Responsable du Bureau des missions, Dominique Soupe compte plus de quarante années au service de l’Ordre Hospitalier de Saint Jean de Dieu. A la veille de son départ à la retraite, il revient sur son parcours riche d’expériences.

Cela fait plus de 40 ans que vous faites partie de la Famille hospitalière, pourriez-vous revenir sur votre parcours ?

Mon lien avec l’Ordre a commencé à l’adolescence, période où on s’interroge sur soi, son avenir, sa place dans l’Eglise et dans la société.  

Je suis originaire de l’île Maurice et je suis né à Pamplemousses, à quelques kilomètres de l’hospice de Saint Jean de Dieu. Ma première rencontre avec les Frères s’est faite à l’île Rodrigues dans l’Océan Indien, fin des années 70 ; j’y ai été accueilli par le Frère Gérard Christlen.

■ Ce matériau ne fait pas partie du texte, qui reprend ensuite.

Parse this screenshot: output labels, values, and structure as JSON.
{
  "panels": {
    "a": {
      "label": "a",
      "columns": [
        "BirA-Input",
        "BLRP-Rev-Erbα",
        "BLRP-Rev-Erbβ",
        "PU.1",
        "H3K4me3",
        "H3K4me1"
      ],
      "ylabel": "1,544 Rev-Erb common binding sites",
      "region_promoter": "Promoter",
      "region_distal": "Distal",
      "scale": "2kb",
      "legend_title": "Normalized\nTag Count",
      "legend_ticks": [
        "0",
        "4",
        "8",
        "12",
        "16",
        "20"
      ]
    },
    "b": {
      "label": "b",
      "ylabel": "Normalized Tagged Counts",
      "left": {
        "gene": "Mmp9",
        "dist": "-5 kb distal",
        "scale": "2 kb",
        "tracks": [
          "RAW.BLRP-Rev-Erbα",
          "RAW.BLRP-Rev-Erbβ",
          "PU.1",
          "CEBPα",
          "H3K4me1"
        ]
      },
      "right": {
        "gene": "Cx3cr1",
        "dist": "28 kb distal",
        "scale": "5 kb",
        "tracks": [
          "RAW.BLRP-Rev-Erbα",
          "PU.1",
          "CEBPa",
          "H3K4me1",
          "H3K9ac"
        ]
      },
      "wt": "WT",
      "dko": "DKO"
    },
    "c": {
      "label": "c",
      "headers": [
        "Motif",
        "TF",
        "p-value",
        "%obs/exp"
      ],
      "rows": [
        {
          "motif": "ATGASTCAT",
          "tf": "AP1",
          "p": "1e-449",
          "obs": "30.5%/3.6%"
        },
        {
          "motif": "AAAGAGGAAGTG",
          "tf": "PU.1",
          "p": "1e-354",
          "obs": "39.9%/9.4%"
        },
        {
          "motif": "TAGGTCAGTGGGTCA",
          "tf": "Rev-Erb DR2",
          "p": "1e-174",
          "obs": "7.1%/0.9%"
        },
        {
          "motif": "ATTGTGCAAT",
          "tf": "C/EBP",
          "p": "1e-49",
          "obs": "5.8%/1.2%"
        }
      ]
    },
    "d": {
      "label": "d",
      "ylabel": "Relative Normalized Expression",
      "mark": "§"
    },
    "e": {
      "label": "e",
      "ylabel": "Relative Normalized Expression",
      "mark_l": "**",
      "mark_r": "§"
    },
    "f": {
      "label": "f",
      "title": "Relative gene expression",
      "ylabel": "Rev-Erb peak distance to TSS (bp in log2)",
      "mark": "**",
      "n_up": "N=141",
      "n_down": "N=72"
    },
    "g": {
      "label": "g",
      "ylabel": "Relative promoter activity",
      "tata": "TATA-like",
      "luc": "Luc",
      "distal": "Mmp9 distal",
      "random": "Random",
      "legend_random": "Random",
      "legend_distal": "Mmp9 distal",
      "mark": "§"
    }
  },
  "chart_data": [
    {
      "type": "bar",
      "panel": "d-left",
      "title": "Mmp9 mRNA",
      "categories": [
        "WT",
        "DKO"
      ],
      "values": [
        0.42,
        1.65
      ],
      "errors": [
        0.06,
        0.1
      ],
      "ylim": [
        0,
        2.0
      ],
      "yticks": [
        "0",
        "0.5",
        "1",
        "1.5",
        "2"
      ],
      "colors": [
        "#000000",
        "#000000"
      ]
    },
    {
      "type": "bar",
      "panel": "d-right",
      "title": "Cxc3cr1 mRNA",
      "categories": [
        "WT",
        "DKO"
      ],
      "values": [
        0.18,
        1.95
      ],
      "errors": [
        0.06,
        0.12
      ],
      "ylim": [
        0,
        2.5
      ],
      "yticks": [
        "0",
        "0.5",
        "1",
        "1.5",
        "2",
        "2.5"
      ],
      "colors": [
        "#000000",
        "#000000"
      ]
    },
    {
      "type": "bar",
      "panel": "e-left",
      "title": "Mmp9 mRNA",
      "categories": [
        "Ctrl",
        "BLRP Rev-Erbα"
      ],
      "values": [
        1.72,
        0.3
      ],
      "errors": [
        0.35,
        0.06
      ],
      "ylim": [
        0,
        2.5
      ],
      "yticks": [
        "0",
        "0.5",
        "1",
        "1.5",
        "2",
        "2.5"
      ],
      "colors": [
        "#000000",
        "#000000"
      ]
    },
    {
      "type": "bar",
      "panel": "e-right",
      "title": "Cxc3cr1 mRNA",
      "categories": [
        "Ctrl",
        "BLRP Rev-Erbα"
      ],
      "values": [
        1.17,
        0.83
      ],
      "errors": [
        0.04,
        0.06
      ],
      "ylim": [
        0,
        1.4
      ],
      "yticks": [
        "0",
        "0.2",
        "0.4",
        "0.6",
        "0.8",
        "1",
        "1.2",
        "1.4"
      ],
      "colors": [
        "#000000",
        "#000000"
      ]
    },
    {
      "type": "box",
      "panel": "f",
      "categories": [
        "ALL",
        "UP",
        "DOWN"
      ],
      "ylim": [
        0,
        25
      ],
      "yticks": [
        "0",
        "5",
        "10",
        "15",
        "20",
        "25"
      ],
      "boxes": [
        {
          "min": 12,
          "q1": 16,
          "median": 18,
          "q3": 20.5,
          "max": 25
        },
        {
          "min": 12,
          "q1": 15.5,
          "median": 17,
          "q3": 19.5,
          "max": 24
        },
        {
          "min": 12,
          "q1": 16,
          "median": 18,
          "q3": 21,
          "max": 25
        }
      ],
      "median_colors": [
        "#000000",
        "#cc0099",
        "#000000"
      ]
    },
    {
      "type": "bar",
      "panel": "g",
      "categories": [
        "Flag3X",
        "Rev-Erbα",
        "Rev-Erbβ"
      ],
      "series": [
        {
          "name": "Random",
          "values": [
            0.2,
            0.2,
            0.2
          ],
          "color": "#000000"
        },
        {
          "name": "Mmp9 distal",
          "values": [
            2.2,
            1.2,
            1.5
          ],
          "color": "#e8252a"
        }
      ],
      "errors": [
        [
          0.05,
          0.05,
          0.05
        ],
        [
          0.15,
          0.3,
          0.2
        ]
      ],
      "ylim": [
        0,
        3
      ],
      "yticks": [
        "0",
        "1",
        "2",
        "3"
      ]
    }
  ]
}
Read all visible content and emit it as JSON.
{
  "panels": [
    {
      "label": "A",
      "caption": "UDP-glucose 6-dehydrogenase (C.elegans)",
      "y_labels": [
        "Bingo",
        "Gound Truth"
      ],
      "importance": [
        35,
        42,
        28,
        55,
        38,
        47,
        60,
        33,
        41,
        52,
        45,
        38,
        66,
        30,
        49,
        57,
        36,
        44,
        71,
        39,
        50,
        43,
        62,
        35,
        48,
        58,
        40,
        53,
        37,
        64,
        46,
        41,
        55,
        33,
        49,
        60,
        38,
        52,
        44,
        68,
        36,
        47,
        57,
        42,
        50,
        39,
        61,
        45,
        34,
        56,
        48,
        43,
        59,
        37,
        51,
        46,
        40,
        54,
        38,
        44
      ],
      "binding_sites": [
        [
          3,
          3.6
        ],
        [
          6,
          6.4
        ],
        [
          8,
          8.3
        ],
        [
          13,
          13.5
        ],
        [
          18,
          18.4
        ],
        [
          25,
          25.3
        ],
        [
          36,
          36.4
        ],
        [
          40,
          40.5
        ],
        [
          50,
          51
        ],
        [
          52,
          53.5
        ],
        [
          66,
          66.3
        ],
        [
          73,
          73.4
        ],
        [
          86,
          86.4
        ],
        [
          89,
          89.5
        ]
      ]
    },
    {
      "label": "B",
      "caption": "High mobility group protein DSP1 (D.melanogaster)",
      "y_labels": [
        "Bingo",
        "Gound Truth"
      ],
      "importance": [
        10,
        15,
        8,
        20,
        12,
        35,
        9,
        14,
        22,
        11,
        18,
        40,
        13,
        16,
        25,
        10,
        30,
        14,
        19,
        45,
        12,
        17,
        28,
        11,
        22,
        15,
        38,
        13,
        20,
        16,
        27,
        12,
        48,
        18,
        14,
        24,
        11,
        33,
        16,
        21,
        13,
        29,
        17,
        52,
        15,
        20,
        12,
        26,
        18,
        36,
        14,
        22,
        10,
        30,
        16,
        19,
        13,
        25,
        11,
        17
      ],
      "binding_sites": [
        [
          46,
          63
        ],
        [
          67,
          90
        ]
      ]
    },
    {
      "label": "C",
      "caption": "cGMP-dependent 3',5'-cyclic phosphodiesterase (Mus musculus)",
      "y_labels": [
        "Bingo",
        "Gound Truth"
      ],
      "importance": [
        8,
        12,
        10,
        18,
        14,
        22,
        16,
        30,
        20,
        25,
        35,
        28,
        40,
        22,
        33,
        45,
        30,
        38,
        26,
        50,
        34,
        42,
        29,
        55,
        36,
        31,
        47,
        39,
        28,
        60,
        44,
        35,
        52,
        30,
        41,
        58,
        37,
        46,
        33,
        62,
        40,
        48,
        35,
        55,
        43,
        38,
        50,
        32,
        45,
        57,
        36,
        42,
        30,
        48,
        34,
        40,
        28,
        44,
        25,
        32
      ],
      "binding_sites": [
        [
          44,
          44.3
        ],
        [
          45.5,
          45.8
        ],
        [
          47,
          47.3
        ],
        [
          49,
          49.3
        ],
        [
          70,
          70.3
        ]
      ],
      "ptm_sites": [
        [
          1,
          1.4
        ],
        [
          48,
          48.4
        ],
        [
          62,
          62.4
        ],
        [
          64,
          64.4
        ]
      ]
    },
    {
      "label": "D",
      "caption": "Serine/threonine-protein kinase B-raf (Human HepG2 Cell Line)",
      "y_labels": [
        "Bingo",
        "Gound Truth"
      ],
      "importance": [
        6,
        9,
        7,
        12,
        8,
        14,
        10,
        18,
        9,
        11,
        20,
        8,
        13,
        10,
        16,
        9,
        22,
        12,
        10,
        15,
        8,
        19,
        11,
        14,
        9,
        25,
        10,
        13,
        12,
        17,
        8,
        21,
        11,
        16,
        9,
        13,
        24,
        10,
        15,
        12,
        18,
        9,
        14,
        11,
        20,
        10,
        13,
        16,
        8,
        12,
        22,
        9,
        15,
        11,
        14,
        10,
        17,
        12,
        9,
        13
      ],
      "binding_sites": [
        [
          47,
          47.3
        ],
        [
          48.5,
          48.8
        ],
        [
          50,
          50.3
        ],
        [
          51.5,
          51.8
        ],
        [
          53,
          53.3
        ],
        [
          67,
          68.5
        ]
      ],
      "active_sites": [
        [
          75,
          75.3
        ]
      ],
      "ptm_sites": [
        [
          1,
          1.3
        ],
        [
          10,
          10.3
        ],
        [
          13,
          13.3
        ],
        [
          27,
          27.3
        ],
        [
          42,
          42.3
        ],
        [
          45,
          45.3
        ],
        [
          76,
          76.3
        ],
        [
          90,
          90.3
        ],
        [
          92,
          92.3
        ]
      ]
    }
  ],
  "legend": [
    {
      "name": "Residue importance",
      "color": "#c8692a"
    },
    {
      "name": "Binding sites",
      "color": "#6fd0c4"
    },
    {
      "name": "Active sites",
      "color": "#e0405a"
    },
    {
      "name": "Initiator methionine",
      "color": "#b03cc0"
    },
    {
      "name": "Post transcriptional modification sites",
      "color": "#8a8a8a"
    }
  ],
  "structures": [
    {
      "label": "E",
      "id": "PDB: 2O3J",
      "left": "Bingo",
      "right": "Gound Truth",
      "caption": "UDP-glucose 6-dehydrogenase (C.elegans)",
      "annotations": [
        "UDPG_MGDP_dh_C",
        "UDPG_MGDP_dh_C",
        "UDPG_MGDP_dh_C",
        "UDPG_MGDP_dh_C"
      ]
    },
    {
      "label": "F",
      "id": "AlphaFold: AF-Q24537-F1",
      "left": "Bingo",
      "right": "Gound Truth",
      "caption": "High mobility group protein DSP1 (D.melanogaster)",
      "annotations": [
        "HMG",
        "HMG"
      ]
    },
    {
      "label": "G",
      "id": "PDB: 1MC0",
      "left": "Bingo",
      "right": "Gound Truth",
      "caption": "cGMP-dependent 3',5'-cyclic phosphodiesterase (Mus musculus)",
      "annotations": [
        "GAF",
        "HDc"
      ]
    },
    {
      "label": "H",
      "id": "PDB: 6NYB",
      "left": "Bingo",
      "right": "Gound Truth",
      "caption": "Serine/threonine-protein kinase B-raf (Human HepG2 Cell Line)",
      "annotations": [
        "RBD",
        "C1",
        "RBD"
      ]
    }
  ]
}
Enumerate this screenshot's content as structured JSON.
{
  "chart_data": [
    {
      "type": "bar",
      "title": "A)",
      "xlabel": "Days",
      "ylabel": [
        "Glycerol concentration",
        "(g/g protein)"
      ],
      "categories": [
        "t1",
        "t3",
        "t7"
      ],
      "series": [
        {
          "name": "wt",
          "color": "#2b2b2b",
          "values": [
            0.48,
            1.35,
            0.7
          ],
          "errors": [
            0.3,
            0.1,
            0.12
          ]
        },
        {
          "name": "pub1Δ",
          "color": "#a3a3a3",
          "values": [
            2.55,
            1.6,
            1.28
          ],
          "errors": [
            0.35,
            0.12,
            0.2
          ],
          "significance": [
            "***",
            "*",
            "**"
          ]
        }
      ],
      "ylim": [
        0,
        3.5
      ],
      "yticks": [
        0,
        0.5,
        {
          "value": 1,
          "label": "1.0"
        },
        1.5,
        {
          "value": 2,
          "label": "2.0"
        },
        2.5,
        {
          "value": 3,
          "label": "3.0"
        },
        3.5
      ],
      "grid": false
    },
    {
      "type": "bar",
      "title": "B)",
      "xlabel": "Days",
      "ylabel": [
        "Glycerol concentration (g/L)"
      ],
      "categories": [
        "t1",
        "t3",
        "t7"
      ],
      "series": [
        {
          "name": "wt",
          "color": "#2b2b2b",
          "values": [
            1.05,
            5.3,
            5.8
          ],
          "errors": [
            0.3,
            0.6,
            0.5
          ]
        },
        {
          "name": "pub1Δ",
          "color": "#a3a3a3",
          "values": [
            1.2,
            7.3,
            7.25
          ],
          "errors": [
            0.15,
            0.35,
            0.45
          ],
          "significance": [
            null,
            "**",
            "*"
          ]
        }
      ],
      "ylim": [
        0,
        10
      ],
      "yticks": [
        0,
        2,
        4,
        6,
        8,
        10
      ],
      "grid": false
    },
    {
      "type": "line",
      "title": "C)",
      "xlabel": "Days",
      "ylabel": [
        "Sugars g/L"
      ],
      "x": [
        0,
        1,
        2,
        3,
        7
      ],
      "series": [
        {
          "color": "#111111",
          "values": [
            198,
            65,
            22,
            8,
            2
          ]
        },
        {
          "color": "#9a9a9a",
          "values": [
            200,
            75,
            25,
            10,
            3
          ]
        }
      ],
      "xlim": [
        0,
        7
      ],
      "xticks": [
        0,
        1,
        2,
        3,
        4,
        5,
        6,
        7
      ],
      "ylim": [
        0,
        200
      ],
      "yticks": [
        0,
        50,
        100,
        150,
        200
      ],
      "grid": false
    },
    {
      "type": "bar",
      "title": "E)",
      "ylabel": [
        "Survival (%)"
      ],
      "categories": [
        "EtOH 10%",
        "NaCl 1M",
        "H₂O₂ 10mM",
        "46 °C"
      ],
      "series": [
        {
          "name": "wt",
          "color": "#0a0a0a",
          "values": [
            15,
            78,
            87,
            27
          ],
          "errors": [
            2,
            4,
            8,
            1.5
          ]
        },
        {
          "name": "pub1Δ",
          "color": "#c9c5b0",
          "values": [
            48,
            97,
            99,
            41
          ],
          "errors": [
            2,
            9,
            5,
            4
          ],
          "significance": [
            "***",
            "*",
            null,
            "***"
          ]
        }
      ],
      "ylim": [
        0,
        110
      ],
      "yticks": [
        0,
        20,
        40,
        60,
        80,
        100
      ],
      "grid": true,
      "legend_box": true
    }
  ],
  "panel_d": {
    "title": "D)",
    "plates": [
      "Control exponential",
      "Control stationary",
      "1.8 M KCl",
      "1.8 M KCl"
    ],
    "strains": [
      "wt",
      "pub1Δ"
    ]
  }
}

Durant cette période, je suis à la recherche de ma vocation et je participe aux temps de bénévolat de service d’assistance et d’animation avec d’autres jeunes, qui sont organisés à l’hospice pour personnes âgées durant les week-ends et les vacances. Frère Olivier était le responsable des jeunes. Des sessions de formations communes sont proposées par le diocèse de l’île Maurice auxquelles je participe. C’est à ce moment que j’ai connu Frère Mathieu. J’ai également pu participer aux stages de découverte avec d’autres regardants dans l’établissement St Jean de Dieu de l’île de la Réunion.

A la sortie de l’adolescence, j’entre dans le monde du travail et je fais le choix de l’accompagnement social. J’ai eu l’occasion de participer à quelques projets de développement communautaire. Le plus marquant a été le projet du Centre d’Accueil de Terre-Rouge, décrit comme pionnier de la réhabilitation des toxicomanes à l’île Maurice sous la responsabilité de l’Evêque d’alors, Mgr Jean Margéot.

Formé en leadership social et en développement communautaire à l’île Maurice, je suis engagé comme éducateur à l’Action Familiale (organisme diocésain) auprès des jeunes. L’objectif était d’apporter aux jeunes de Maurice une formation visant un développement humain intégral. Frère Gérard Christlen que j’avais connu à Rodrigues faisait partie de l’équipe des formateurs des éducateurs de l’Action Familiale.

Après une première expérience dans le monde du travail et souhaitant vivre ensuite une autre forme d’engagement ecclésial et social, je pars découvrir l’Afrique au début de 1980.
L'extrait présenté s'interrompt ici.